Artwork

A Stand of Cypresses in an Italian Park

A Stand of Cypresses in an Italian Park, by Jean Honoré Fragonard, chalk, 1760
A Stand of Cypresses in an Italian Park, by Jean Honoré Fragonard, chalk, 1760

A Stand of Cypresses in an Italian Park is a chalk drawing by the Romanticist artist Jean Honoré Fragonard. It dates from 1760 and is held in the collection of the National Gallery of Art.

About this work

Overview

Jean‑Honoré Fragonard produced the drawing A Stand of Cypresses in an Italian Park around 1760. Executed in red chalk on laid paper, the work measures a modest size and captures a tranquil park landscape populated by a cluster of slender cypress trees, distant foliage and faint architectural forms on the horizon.

Subject & Meaning

The composition centers on a group of tall cypresses that rise together, suggesting both order and natural grandeur within an Italian garden setting. The surrounding vegetation and remote buildings provide a contextual backdrop, inviting contemplation of the harmony between cultivated space and the surrounding environment.

Technique & Style

Fragonard employed red chalk, a medium that yields a warm, earthy tonality, to model form and convey atmospheric depth. The laid paper surface enhances the texture of the marks, allowing subtle gradations that delineate the trees’ trunks, foliage, and distant structures, characteristic of the period’s emerging emphasis on emotive landscape rendering.

History & Provenance

Created circa 1760, the drawing belongs to Fragonard’s early output before his later Rococo fame.

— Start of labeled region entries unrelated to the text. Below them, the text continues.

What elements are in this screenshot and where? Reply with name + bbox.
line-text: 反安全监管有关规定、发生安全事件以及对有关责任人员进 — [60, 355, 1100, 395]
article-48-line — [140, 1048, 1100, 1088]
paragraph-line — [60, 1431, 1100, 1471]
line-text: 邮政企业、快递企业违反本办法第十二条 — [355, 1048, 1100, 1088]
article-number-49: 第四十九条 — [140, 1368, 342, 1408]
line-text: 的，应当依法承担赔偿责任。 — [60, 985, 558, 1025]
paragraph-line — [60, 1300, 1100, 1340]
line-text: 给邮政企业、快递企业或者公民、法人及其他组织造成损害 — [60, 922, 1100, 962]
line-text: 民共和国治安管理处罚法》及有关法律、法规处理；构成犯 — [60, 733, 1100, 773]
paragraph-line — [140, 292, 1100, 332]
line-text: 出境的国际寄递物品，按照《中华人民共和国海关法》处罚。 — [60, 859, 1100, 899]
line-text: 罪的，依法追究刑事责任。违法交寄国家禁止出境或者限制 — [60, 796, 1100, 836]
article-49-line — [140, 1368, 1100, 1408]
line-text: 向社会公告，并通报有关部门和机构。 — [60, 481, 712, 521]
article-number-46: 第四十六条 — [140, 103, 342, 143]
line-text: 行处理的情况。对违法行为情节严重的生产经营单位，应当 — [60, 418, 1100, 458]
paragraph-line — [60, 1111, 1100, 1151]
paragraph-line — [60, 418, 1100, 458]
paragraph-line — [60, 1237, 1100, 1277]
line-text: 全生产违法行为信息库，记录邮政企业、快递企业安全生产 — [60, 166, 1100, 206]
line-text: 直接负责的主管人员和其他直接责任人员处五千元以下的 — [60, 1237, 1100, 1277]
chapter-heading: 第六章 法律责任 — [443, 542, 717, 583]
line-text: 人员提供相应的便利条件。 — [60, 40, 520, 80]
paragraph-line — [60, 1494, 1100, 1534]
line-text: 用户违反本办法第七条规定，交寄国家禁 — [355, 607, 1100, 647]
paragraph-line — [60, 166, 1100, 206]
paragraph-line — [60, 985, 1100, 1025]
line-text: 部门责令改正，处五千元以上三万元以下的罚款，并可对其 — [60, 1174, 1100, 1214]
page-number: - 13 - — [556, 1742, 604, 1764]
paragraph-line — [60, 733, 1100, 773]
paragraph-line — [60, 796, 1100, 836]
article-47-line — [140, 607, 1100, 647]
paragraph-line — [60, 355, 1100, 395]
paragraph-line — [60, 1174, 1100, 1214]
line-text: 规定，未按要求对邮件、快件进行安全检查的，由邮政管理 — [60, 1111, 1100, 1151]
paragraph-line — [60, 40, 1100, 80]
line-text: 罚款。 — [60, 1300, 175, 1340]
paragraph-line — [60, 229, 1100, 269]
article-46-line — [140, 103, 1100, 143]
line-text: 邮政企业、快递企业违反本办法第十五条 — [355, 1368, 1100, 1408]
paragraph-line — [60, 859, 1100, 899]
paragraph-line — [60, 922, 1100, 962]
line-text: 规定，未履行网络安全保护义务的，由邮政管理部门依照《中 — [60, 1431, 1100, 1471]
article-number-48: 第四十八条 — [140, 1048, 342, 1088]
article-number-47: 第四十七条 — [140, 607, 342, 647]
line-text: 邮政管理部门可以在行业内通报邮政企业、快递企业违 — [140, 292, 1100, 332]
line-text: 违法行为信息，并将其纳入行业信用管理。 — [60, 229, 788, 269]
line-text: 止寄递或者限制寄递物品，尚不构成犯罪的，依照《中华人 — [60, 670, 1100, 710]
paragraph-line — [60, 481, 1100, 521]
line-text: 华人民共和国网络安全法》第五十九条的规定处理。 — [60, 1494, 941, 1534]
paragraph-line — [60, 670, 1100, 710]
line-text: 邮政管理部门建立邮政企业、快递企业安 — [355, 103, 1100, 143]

Its provenance traces back to private collections in France, later entering museum holdings where it is displayed as an example of mid‑eighteenth‑century landscape studies, illustrating the artist’s interest in Italian scenery.

Artist & collection

Portrait of Jean Honoré Fragonard

Artist

Jean Honoré Fragonard

Jean-Honoré Fragonard was born on 5 April 1732 in Grasse, the son of a glover, and moved with his family to Paris in 1738.

This work is in the public domain (CC0). Image source: National Gallery of Art open access. Spotted an error in this record? Tell us.